Dwa tygodnie po wykluciu, Hinata znalazła chwilę czasu, by móc wreszcie skontaktować się z Midori Mizuhime, toteż właśnie kierowała się ku centralnemu ogrodowi, w którym znajdowało się jedyne źródło wody w Świątyni Światła – kryształowa fontanna.
Minęła w drodze ze swojego pokoju dwie kapłanki, zaszczycając je głębokim skinieniem głowy. Odpowiedziały jej ukłonami z uśmiechem. Postawiła stopę na jasnej posadzce ogrodu otoczonego obficie obradzonymi kwiatami krzaki bladozłotych róż, kiedy nie pierwszy raz usłyszała dźwięk, wzbudzający w niej emocje podobne do doświadczania drobnego ciepłego deszczu. Obróciła się i zobaczyła drepczącego za nią białego smoka z dziecięcą niezdarnością. Smocze dziecię było białe i skrzydlate, łeb miało podłużne, nozdrza niemal popielate i oczy, które otworzył tydzień temu, mieniące się niczym diamentowy popiół. Kolor tych oczu wstrząsnął nawet Królową-Smok, jako że ogniste smoki mają oczy zwykle czarne niczym kamień węgielny.
Hinata westchnęła lekko, ale nie mogła się nie uśmiechnąć, kiedy jej smoczy podopieczny podbiegł niezdarnie do schodów, by właściwie z nich spaść. Wylądował u jej stóp, potrząsając lekko pyskiem.
- I co ja mam z Tobą zrobić, Akarin? – zapytała cicho Hinata, przykucając przed nim. Smok spojrzał w białe oczy ze ślepym oddaniem. Kapłanki wyjaśniły jej, że ponieważ okazała się pierwszą osobą, której zapach znał oraz była pierwszą, którą zobaczył, Akarin uznał ją za kogoś na wzór matki i nie będzie takiej siły, by opuścił ją na krok, aż dorośnie. Pomimo to, wyraziły zaskoczenie, ponieważ minione wieki badań nad smokami dowiodły, iż smoki nigdy nie uznawały swoich opiekunów za rodziców, a ludzkie uczucia takie jak miłość czy nawet przyjaźń nie były wśród nich zaobserwowane.
Pogłaskała głowę Akarina, ponieważ od wyklucia znacznie urósł. Zaraz następnego dnia po jego narodzinach, Hinata zaczerpnęła informacji o diecie smoka.
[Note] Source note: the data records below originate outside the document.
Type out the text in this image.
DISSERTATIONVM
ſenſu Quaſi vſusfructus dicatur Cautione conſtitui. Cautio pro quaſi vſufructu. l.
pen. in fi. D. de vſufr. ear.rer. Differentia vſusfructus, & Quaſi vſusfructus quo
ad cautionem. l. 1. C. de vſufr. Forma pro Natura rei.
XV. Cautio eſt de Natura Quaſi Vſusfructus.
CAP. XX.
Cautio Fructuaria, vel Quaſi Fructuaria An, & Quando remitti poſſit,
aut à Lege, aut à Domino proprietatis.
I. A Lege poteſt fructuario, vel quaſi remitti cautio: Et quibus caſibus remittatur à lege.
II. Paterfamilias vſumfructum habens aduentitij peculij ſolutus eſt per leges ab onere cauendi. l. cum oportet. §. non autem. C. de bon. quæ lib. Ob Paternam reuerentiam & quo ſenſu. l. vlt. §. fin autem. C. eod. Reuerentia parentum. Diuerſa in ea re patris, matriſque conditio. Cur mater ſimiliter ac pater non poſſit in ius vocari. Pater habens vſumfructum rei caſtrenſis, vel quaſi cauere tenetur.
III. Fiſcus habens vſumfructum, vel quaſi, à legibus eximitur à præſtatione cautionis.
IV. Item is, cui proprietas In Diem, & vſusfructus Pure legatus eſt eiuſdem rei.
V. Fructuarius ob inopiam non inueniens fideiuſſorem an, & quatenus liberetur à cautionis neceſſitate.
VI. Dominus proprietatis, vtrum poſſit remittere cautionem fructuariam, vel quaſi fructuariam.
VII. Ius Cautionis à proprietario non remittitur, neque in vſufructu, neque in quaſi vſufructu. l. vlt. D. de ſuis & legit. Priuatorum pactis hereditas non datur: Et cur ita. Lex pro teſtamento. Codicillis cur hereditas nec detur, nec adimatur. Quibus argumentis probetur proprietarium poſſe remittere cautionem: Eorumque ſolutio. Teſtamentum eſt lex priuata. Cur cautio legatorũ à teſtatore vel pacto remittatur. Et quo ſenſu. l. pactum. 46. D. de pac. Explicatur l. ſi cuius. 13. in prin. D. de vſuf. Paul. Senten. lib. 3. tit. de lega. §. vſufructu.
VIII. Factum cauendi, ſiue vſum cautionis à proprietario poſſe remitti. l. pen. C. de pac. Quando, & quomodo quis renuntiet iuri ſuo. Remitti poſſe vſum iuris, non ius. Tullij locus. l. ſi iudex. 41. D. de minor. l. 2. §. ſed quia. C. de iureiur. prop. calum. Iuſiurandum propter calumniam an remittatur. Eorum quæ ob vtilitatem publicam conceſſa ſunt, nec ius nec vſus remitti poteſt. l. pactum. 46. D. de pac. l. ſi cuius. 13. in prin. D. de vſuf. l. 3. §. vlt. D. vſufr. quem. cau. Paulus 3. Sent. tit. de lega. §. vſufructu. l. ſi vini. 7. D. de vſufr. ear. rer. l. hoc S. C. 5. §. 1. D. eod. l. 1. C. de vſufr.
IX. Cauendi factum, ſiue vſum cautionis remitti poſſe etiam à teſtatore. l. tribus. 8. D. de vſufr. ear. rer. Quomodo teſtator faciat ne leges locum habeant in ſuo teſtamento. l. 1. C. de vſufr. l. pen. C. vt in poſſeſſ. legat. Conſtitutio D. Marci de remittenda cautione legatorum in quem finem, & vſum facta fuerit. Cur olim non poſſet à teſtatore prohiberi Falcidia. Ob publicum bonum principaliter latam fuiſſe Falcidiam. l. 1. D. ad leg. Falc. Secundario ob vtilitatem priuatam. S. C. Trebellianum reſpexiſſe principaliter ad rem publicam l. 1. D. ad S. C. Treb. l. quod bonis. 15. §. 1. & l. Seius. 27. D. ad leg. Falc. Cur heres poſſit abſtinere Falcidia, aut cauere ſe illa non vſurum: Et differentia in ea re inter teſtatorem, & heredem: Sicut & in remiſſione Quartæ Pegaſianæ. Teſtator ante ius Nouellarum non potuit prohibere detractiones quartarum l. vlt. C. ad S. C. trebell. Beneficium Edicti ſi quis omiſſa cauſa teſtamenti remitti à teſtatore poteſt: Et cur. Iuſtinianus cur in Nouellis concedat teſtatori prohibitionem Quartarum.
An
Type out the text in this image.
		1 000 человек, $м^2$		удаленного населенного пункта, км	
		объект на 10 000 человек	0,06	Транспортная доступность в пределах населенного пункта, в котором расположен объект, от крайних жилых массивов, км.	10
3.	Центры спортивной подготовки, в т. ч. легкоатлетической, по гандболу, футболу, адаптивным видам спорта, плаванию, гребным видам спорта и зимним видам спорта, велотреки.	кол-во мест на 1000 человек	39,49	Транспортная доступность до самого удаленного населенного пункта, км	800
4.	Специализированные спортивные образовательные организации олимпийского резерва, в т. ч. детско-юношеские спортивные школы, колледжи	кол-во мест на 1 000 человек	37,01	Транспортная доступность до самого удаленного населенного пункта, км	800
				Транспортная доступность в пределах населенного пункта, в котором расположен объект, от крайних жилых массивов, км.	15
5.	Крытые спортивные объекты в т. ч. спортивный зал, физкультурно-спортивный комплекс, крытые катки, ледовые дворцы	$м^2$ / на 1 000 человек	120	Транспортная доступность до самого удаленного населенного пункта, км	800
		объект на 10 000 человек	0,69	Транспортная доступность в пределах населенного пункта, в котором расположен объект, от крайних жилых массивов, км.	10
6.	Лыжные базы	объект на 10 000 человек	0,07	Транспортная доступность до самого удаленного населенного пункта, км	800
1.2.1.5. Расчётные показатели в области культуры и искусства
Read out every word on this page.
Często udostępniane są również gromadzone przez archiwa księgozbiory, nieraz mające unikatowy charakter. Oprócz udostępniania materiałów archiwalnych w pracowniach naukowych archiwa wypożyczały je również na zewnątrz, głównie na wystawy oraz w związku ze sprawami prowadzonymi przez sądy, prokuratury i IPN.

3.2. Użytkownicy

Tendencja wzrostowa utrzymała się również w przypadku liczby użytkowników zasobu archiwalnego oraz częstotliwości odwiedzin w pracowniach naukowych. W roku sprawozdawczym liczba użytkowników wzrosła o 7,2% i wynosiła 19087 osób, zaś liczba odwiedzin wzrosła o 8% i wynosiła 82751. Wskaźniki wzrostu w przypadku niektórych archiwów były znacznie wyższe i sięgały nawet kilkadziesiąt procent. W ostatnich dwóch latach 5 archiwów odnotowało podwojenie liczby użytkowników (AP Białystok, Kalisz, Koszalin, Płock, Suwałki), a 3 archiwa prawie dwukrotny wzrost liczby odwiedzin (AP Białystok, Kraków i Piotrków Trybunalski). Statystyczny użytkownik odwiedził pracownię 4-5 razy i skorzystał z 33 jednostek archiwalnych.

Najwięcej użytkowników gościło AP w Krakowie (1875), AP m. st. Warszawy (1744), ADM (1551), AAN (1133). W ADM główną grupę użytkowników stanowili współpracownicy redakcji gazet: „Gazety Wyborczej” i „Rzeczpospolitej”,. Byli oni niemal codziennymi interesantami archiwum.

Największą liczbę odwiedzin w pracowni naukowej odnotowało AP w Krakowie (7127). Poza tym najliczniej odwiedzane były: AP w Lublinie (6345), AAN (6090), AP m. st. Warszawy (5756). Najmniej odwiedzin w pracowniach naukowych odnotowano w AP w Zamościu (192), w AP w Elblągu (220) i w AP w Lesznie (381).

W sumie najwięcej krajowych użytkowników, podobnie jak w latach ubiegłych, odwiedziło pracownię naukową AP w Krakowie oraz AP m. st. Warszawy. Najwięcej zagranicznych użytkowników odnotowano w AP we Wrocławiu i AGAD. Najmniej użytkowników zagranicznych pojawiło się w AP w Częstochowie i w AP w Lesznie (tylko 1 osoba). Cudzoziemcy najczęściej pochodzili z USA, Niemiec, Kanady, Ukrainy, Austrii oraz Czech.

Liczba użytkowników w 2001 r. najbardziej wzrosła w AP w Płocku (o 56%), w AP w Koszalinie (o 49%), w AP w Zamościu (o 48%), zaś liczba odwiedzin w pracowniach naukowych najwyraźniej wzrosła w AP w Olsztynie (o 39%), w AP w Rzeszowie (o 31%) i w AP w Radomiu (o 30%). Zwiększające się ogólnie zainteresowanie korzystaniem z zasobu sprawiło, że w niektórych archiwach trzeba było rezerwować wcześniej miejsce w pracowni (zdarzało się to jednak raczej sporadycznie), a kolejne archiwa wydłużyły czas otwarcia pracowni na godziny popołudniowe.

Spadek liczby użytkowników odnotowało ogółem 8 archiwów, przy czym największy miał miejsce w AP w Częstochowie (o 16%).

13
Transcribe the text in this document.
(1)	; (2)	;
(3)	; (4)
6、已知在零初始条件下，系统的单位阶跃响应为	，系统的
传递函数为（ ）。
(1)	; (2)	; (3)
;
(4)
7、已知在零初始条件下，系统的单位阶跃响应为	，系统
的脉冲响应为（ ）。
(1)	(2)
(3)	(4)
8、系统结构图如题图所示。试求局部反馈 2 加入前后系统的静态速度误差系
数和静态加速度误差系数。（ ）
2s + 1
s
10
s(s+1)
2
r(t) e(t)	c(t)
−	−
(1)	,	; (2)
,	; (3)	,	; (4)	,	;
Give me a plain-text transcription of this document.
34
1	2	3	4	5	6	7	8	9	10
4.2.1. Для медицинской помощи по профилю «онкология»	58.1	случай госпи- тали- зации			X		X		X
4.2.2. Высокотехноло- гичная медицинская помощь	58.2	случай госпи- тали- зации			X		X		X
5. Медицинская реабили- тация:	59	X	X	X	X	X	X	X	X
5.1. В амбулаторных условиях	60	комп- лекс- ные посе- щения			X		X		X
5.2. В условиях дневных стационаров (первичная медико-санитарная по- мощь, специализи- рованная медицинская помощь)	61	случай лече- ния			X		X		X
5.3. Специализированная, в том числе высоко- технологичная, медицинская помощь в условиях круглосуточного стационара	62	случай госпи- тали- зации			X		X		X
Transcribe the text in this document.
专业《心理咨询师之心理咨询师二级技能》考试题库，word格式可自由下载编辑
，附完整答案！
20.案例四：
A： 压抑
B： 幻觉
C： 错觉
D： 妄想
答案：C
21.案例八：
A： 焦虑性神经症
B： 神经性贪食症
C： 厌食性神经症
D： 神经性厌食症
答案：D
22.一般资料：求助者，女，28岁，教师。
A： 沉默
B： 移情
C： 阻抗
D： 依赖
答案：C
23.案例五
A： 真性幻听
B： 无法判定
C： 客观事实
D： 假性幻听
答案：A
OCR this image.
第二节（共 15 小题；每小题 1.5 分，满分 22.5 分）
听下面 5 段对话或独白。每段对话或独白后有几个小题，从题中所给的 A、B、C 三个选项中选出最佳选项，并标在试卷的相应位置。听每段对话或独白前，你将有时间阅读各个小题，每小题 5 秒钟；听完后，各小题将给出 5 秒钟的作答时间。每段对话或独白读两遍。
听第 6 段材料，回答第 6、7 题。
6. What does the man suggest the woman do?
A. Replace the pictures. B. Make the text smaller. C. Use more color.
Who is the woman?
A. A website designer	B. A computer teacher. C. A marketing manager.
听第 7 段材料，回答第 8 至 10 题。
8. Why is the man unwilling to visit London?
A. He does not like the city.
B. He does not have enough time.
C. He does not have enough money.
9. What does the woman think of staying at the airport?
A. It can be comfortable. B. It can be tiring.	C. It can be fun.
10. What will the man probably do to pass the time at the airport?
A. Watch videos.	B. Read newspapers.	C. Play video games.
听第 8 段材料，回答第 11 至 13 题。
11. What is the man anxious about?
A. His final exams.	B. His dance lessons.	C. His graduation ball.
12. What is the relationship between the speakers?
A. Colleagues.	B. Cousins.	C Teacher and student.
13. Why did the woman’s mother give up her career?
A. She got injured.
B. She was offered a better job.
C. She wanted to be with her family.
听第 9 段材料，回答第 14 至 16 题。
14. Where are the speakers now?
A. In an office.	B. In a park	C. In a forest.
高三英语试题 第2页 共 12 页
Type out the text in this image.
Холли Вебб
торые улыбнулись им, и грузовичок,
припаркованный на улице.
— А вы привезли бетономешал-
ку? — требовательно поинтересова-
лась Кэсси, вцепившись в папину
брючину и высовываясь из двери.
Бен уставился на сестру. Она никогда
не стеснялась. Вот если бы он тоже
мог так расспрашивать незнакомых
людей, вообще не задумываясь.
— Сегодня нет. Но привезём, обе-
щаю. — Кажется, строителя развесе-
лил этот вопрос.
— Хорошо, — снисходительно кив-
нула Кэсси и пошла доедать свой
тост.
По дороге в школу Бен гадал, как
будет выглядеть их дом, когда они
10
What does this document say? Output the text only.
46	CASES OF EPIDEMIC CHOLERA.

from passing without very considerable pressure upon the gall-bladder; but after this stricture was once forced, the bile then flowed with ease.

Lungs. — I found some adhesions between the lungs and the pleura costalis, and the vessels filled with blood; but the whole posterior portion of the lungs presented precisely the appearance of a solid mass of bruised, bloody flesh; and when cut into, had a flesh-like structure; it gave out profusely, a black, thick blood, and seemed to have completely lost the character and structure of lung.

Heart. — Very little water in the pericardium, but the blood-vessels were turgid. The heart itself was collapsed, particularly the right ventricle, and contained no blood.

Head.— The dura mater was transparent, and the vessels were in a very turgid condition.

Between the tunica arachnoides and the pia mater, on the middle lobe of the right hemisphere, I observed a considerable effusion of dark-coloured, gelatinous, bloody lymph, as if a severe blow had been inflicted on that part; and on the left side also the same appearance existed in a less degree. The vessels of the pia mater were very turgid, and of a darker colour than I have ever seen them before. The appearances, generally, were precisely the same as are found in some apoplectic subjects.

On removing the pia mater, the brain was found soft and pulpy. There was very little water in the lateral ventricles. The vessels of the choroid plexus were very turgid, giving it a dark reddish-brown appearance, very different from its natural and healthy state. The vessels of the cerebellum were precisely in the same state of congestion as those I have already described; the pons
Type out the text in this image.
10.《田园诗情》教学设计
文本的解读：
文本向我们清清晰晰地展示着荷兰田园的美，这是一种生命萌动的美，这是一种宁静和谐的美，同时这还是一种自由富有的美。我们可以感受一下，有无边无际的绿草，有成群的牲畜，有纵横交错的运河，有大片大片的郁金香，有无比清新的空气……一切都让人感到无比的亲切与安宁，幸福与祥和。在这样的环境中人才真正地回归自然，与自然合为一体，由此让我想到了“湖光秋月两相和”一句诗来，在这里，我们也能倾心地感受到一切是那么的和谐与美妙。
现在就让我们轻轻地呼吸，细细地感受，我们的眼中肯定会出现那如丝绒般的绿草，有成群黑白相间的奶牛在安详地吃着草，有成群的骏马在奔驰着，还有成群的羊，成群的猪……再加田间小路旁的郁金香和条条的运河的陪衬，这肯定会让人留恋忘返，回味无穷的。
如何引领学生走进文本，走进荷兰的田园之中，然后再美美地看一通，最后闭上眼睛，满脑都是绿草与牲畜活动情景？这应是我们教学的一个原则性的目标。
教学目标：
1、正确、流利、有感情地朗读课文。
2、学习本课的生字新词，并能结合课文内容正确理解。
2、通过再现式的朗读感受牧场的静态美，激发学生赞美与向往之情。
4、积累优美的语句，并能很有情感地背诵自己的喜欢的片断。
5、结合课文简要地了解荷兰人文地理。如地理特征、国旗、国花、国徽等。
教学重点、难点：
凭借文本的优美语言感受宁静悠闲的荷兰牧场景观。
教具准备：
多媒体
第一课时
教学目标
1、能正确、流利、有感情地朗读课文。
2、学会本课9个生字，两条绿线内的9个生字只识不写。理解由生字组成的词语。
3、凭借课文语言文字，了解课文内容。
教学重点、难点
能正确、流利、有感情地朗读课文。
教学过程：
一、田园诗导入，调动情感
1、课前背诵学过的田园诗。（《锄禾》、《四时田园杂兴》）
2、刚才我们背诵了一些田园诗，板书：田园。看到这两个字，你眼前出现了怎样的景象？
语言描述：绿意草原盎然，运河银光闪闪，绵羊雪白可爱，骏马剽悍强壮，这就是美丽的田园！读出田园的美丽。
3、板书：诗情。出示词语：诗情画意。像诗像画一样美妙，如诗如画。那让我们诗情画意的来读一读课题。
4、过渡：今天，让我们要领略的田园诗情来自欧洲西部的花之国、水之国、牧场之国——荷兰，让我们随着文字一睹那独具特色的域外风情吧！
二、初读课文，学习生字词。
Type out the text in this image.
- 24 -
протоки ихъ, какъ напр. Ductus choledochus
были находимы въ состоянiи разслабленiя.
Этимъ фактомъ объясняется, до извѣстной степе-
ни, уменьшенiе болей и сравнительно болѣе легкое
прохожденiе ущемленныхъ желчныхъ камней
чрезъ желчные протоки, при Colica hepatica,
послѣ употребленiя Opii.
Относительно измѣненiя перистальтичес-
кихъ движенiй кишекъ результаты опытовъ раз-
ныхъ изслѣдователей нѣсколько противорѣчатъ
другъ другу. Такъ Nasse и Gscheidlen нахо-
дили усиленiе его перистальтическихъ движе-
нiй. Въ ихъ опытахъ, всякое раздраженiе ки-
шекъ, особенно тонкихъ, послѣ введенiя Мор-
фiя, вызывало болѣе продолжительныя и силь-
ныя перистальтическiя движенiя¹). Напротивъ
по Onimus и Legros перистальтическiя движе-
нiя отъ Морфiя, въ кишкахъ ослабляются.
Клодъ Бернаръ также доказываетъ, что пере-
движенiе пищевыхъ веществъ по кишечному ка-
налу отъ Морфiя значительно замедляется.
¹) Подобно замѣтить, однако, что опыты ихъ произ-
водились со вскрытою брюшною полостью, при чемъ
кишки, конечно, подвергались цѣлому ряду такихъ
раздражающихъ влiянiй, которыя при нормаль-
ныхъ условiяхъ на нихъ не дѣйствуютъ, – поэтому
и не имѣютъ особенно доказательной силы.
Ze zdumienie odkryła, że nie ma takiego pożywienia godnego smoczego podniebienia, lub po prostu są na tyle potężne, że nie muszą jeść. Ponadto kapłanki nadmieniły, że wzrost smoków zależy od energii, jaką dzielą się ich opiekunowie.
Hinata uśmiechnęła się szeroko, widząc rozmiary smoka. Gdyby stanął na łapach byłby już dwa razy od niej wyższy, chociaż wciąż był na chwilę obecną wątły. Brunetka nie była skąpa w dzieleniu się energią.
- Zaczekaj tutaj. – powiedziała miękko do Akarina, otwierając przed jego oczami dłoń na znak stopu, ale zaniechała próśb, kiedy smok wtulił łeb w jej małą dłoń. Zachichotała cicho z rezygnacją.
Nie odwracając się do smoka plecami, podeszła do prostej wąskiej ławki, jedynej w ogrodzie, usiadła na niej i sięgnęła do swojego aksamitnego woreczka, by wyciągnąć Klucz, Szafir Mizushirine. Wrzuciła go do kryształowej fontanny i złożyła dłonie niczym do modlitwy, które oparła na białym materiale spódnicy, opadającej niczym wodne kaskady do jej stóp. Zignorowała ciepłe powietrze na swoich dłoniach wydostające się z nozdrzy Akarina, który złożył łeb na jej udach.
Hinata wpatrywała się w przelewającą wodę, aż ta zatrzymała się i ukształtowała w wysoki wodny posąg wodnej nimfy.
- Witaj, Midori-sama. – powiedziała Hinata, skłaniając lekko głowę.
- Pozdrawiam Cię, Hinata-hime. – odpowiedziała wodna postać, której echo głosu rozniosło się po pustym ogrodzie. – Ile to czasu, odkąd słyszałam Cię po raz ostatni?
- Wydaje mi się, że około trzech miesięcy temu, Midori-sama. – odpowiedziała brunetka.
- Doprawdy? Odczuwam, jakby minęła cała wieczność. – odparła Mizuhime, powodując u Hinaty szeroki uśmiech. – Czy jest coś, w czym mogę Ci pomóc, Hinata? Domyślam się, że jest coś poważnego, o czym chcesz rozmawiać. Inaczej nie kontaktowałabyś się ze mną.